Former Los Angeles Clippers owner Donald Sterling and his wife have decided not to divorce after controversy that led to a forced sale of the NBA club, the Los Angeles Times reported Friday.
Sterling will remain with his wife of 60 years, Shelly, according to the newspaper, which cited a filing in Los Angeles Superior Court and a confirming e-mail to the Times by Bobby Samini, Donald Sterling’s lawyer.
“Notwithstanding all the difficult events of the last two years, the Sterlings have resolved their differences,” Samini wrote.
Shelly Sterling’s attorney, Pierce O’Donnell, also confirmed the decision to the newspaper.
Donald Sterling cited “irreconcilable differences” in a divorce filing last August, three weeks before the couple’s 60th wedding anniversary. He said the two had separated in August of 2012.

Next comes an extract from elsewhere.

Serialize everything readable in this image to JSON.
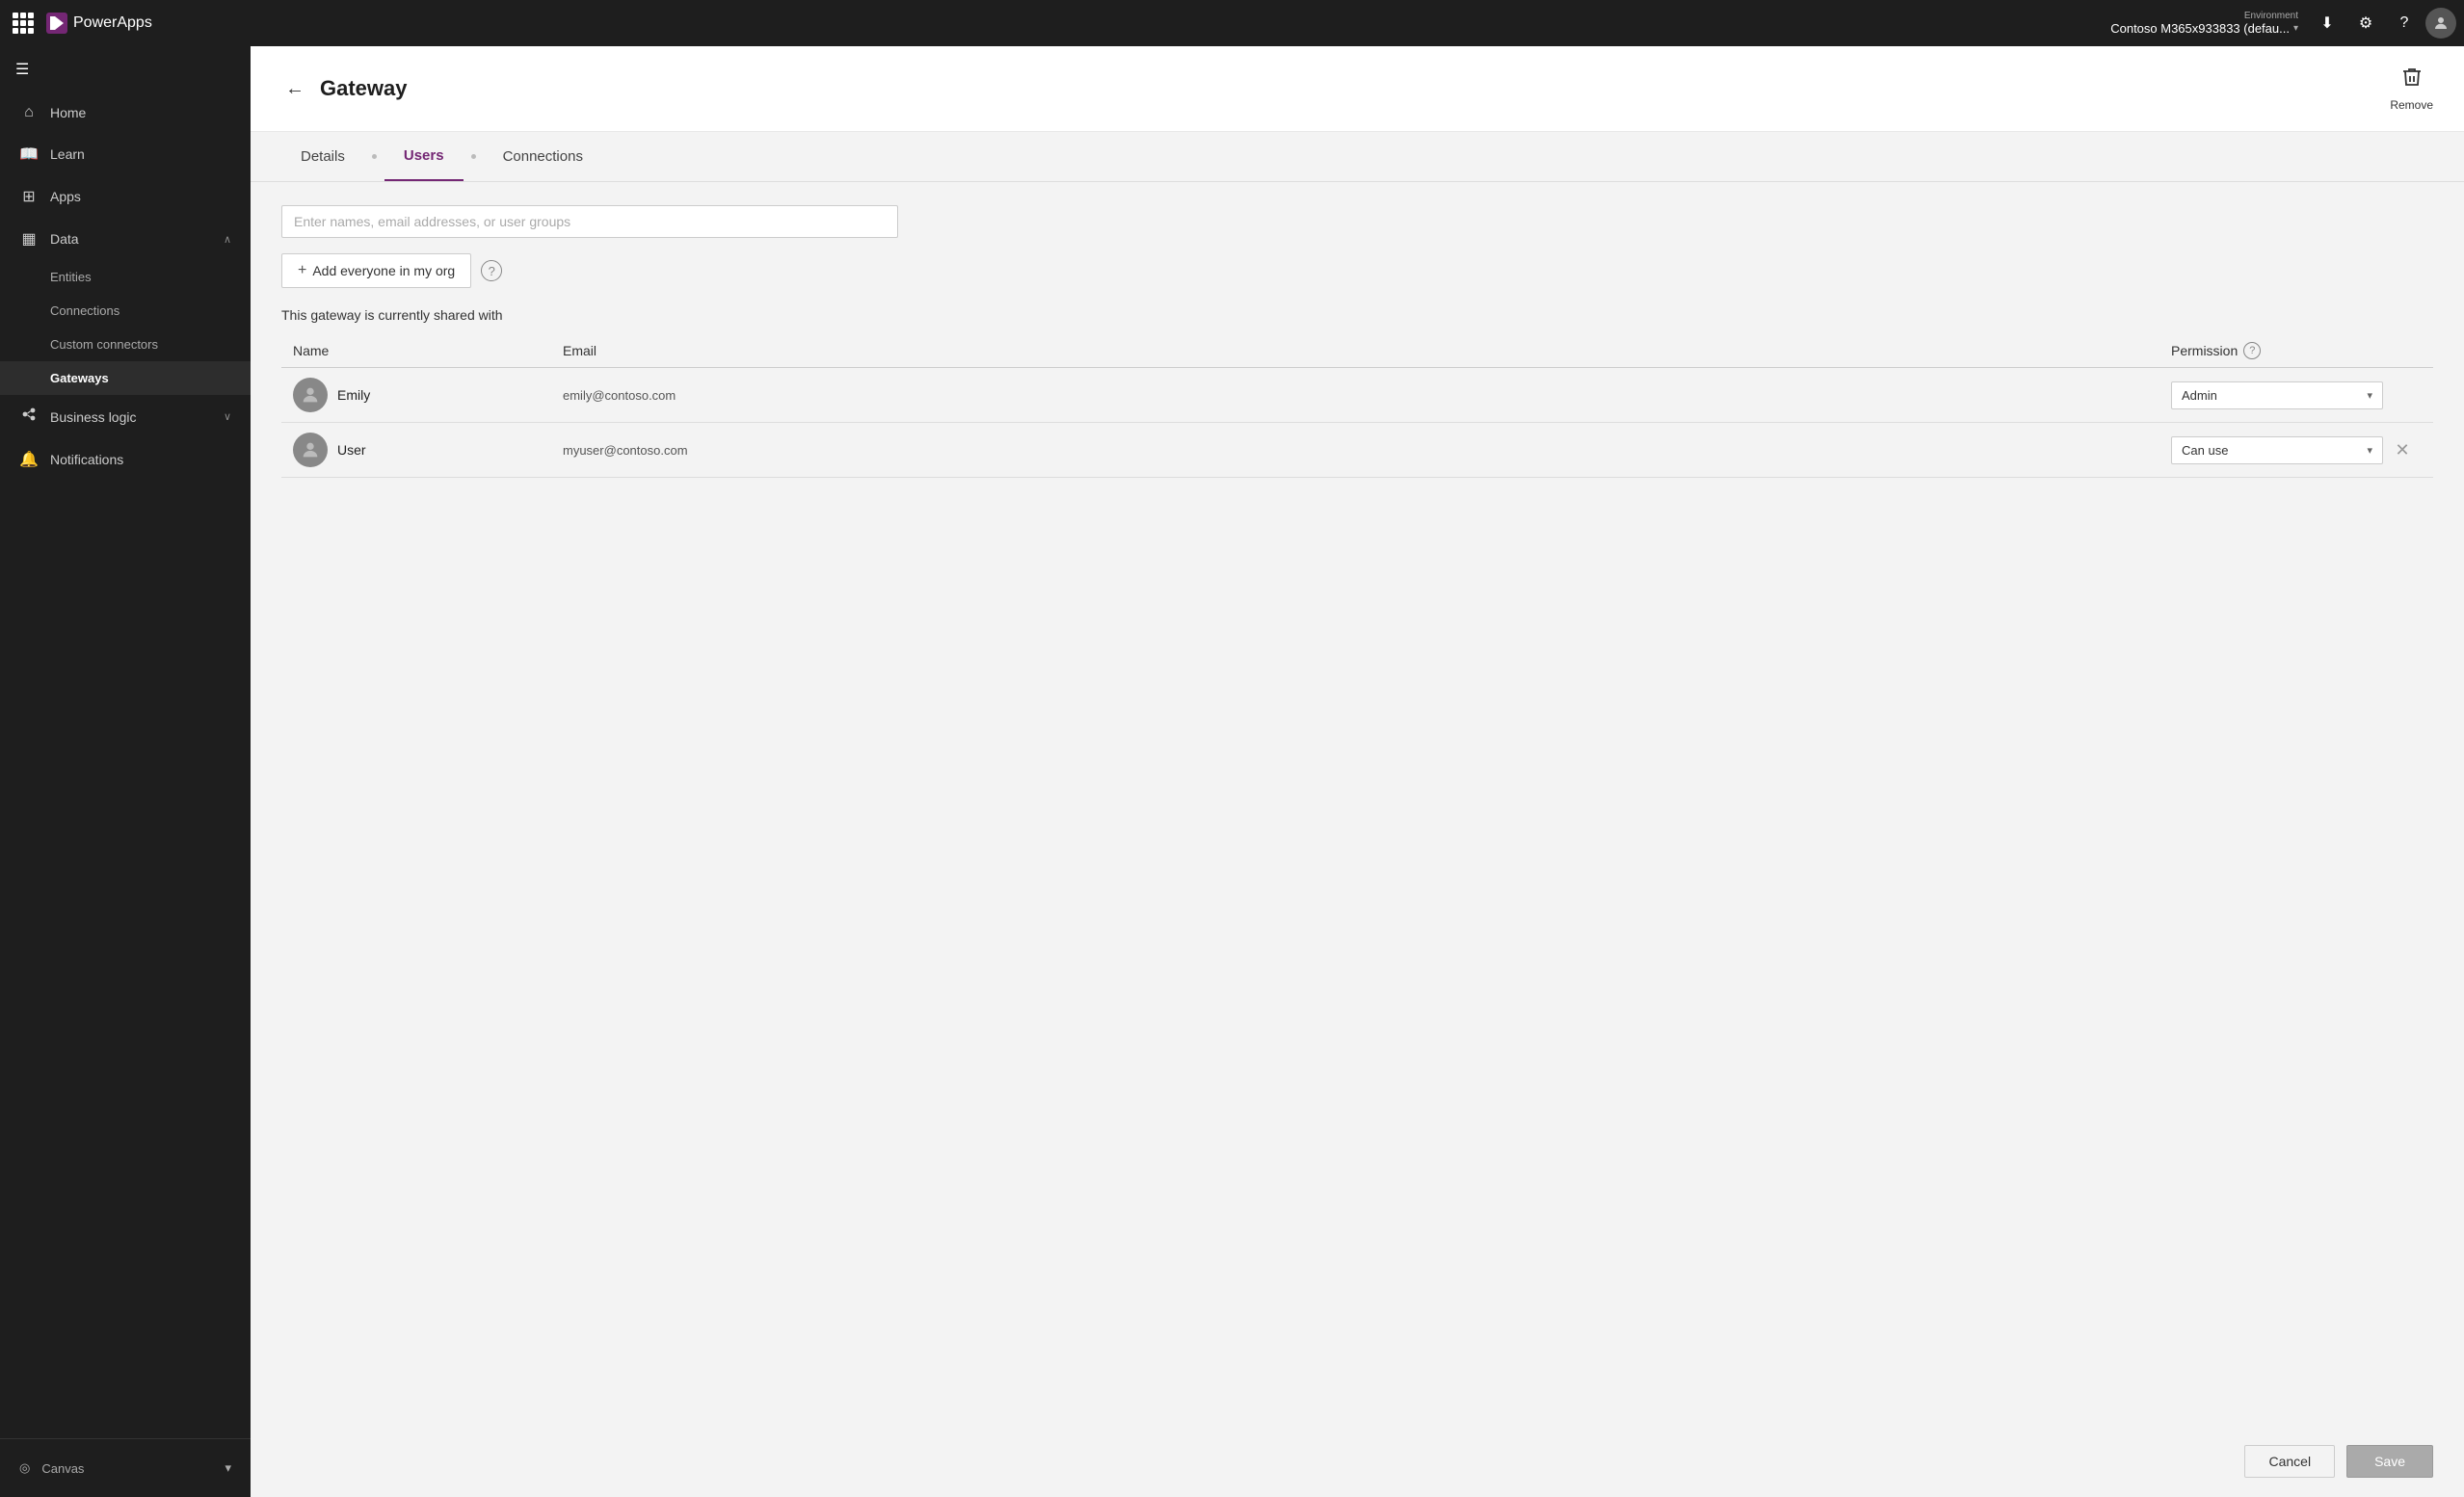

Shelly Sterling remains a defendant in her husband’s federal lawsuit over the forced $2 billion sale of the Clippers in 2014 after he was banned from the NBA for remarks about not wanting African-Americans to attend his games.
Donald Sterling accused Shelly of conspiring with NBA commissioner Adam Silver and the league to sell the Clippers against his wishes.
Shelly Sterling removed her husband as a member of the trust that owned the Clippers.
During a 2014 hearing in Los Angeles County Superior Court that led to confirmation of his removal, Donald Sterling went so far as to call his wife a “pig.”
The team was sold to former Microsoft chief executive Steve Ballmer in 2014.
Samini said last year that Donald Sterling had not received the proceeds from the sale of a team he owned for 33 years, with half the sale money in an NBA-controlled escrow account pending the federal lawsuit resolution while the remainder went to Shelly Sterling.